Once picked, the Mycionics system’s three-fingered gripper delivers mushrooms to the packer unit which cuts the stem and places them in a weighing basking.
(Photo credit: Mycionics)

Once picked, the mushroom is then delivered to the packer, which rolls along the outside of the growing rack in step with the harvester. It’s job is to trim the stem and deposit the mushroom in a weighing tray.

“Our system is capable of scanning 150,000 mushrooms per hour, or 2,500 per minute, and the data we collect with our system is helping in various ways,” Glibetic says. “We have future plans to help the industry as a whole, such as detecting various problems that were simply too difficult to detect before due to the overwhelming amount of data human growers are currently presented with.”

Currently, Curry says the system is poised for its final real world test. Over the next 10 month, the company plans to build eight machines installed at two Ontario mushroom farms, four at one and four at the other.

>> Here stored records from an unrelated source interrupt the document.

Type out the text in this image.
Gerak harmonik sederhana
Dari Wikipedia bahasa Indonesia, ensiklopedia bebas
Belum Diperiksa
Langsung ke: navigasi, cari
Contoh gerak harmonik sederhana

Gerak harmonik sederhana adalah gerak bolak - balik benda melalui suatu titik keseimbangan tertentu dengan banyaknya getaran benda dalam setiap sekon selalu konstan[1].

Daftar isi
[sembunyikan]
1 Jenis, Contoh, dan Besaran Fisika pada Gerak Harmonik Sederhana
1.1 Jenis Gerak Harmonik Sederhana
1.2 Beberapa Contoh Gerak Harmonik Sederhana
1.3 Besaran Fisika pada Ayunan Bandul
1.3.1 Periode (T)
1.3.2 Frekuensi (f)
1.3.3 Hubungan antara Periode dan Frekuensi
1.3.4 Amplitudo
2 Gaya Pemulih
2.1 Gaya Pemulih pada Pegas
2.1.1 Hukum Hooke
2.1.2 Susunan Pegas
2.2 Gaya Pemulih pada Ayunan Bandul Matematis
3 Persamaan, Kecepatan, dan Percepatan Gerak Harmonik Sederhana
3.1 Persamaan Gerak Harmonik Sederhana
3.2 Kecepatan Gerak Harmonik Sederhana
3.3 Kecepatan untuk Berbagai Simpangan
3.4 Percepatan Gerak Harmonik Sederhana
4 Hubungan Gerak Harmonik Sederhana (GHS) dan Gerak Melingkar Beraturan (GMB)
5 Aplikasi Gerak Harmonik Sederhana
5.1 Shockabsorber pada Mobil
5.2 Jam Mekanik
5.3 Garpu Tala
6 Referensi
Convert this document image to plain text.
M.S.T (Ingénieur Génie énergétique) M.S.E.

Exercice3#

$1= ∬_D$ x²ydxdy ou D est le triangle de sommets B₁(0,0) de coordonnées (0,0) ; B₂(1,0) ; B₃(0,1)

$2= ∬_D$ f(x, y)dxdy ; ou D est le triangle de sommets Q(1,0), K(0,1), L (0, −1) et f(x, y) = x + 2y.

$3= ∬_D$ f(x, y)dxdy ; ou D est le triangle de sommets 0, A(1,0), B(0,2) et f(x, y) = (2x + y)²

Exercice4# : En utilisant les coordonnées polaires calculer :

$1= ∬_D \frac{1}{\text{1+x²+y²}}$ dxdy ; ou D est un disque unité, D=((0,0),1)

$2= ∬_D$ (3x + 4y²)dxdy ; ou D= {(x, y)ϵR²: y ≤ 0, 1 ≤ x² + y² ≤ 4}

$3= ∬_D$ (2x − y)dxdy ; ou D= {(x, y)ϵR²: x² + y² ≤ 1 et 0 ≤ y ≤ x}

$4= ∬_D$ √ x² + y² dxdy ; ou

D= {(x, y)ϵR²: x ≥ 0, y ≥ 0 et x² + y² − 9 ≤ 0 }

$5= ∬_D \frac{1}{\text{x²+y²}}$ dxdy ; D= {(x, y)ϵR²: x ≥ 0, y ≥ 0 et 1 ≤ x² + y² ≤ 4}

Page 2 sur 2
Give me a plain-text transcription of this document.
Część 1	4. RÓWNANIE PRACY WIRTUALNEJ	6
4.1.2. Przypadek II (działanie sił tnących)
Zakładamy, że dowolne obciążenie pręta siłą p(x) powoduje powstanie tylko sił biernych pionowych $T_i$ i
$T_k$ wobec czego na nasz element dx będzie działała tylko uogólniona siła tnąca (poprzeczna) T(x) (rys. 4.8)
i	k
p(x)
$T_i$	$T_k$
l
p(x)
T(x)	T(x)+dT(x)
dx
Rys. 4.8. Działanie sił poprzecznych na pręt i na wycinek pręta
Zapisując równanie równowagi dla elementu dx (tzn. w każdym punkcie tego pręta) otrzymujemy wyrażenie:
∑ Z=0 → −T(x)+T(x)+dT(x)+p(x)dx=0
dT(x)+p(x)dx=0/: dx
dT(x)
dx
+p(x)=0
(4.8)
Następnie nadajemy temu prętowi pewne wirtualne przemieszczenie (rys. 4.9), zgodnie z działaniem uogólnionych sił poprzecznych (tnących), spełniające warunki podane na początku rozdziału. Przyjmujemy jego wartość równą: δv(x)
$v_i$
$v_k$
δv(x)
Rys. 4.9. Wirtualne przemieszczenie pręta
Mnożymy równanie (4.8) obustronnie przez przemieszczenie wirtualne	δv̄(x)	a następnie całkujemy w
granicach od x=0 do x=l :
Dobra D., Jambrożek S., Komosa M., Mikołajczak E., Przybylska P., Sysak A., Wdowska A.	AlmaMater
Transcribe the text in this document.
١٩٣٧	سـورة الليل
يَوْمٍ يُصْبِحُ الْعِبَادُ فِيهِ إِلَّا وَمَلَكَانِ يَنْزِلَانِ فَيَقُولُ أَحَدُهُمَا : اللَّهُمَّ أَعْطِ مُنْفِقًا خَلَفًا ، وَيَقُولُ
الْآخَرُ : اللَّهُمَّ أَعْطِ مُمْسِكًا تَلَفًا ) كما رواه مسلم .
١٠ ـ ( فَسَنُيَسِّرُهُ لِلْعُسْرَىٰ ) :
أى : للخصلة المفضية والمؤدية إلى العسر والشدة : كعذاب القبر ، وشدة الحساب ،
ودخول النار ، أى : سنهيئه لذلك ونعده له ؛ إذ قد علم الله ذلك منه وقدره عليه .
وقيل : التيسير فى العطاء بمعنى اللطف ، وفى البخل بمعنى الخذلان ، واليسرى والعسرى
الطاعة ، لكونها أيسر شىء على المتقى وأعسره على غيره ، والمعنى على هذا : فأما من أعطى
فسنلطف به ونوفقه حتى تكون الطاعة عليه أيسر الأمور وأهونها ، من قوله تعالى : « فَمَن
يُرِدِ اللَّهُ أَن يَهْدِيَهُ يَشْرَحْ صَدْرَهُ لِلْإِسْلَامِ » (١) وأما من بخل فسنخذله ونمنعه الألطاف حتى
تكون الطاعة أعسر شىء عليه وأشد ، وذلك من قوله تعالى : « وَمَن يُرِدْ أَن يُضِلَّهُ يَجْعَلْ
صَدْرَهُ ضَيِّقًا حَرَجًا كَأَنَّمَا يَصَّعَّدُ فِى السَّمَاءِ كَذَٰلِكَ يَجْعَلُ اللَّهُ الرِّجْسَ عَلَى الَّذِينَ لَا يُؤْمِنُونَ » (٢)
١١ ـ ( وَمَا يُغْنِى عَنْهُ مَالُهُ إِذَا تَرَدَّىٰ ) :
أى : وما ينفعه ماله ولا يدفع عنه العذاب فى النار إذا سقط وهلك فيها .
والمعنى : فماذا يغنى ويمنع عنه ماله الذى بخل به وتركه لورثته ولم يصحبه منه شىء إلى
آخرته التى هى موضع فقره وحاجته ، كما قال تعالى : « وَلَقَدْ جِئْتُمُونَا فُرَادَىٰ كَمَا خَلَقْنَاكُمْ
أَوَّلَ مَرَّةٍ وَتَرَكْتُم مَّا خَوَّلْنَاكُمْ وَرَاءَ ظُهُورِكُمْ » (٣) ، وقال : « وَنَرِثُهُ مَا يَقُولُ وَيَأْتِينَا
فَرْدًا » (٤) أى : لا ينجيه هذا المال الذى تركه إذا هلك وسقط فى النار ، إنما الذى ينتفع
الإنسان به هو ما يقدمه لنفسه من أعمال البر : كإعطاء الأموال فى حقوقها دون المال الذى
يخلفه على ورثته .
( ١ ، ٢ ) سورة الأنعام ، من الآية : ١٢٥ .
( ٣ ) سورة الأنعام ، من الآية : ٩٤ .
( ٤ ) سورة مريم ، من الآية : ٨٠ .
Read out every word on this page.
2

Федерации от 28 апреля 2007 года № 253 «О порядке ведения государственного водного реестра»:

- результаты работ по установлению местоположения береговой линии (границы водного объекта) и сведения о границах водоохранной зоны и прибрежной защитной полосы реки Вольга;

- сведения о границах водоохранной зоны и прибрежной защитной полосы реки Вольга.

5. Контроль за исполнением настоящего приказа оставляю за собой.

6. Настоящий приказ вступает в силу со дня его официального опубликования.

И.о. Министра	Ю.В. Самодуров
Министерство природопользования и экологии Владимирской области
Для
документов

“We now feel we have a system that is working well enough to actually perform on these farms,” he says. “We will be putting together a business case comparing our system to human picking and whether we will be able to achieve the yield increases we believe we can get by harvesting around the clock.”

Curry says Mycionics will roll out its machines first in Ontario, which makes up more than half the Canadian market, and then widen its availability to high labor-cost areas like Europe.

“Our plan is to sell a picking service where we are partnering with farms long term,” he says. “We’ll deploy the machine and get paid for what we pick, provided it meets quality standards. We don’t want to sell the system because we know the technology is only going to get better.”